“It's life changing, It's a dream come true to be very honest with you.”
A New Yorker who wants to remain anonymous told NY1 a misdemeanor for marijuana possession over a decade ago has haunted him.
He's thrilled people with prior marijuana-related convictions that are now legal will have their records automatically expunged.
"A simple marijuana conviction can hinder you in everyday life in getting anything, a job. It just comes up everywhere,” he said.
The new state law legalizing recreational marijuana use decriminalizes the possession of up to three ounces.
David Holland is with the advocacy group Empire State NORML. He says that means tens of thousands of records will be cleaned, making a major impact on people's lives.

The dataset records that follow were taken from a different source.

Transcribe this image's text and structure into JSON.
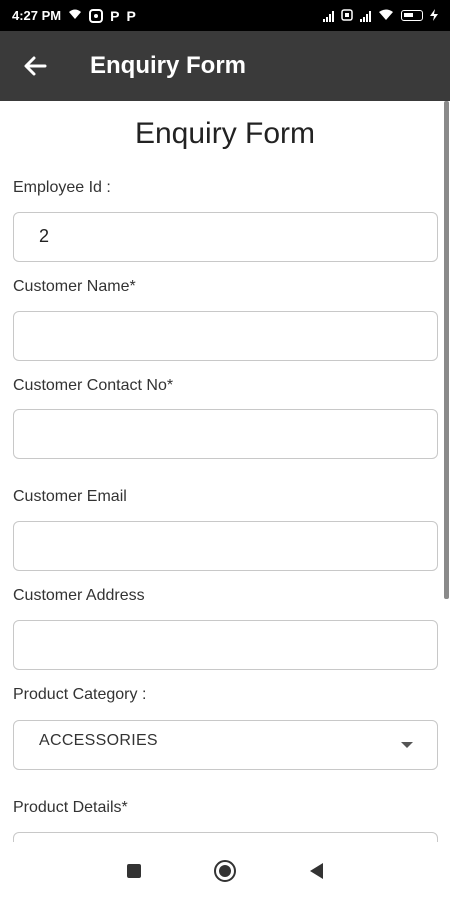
{
  "status_bar": {
    "time": "4:27 PM",
    "left_icons": [
      "wifi-icon",
      "camera-icon",
      "p-icon",
      "p-icon"
    ],
    "right_icons": [
      "signal-icon",
      "sim-icon",
      "signal-icon",
      "wifi-icon",
      "battery-icon",
      "charging-icon"
    ]
  },
  "app_bar": {
    "title": "Enquiry Form",
    "back_icon": "arrow-left-icon"
  },
  "form": {
    "title": "Enquiry Form",
    "employee_id_label": "Employee Id :",
    "employee_id_value": "2",
    "customer_name_label": "Customer Name*",
    "customer_name_value": "",
    "customer_contact_label": "Customer Contact No*",
    "customer_contact_value": "",
    "customer_email_label": "Customer Email",
    "customer_email_value": "",
    "customer_address_label": "Customer Address",
    "customer_address_value": "",
    "product_category_label": "Product Category :",
    "product_category_selected": "ACCESSORIES",
    "product_details_label": "Product Details*",
    "product_details_value": ""
  },
  "nav_bar": {
    "icons": [
      "recents-square-icon",
      "home-circle-icon",
      "back-triangle-icon"
    ]
  },
  "colors": {
    "app_bar": "#3a3a3a",
    "status_bar": "#000000",
    "field_border": "#c8c8c8"
  }
}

"Anything from banking and being able to get a loan to landlords and landlord reviews if they want you as a tenant, it also lessens the impact of things in family law and so fourth maybe because you consume cannabis and you're a parent,” he said.
Some experts recommend those with certain immigration statuses who might benefit from expungement to talk to a lawyer.
Eli Northrup with The Bronx Defenders says communities of color have been largely impacted by marijuana laws.
"Even though, white people, people of color use [marijuana] at similar rates, people of color are the ones arrested, convicted and prosecuted for marijuana offenses,” he said.
Though New York legalized marijuana, it's technically still illegal under the federal level, so this state law has no impact on any federal convictions.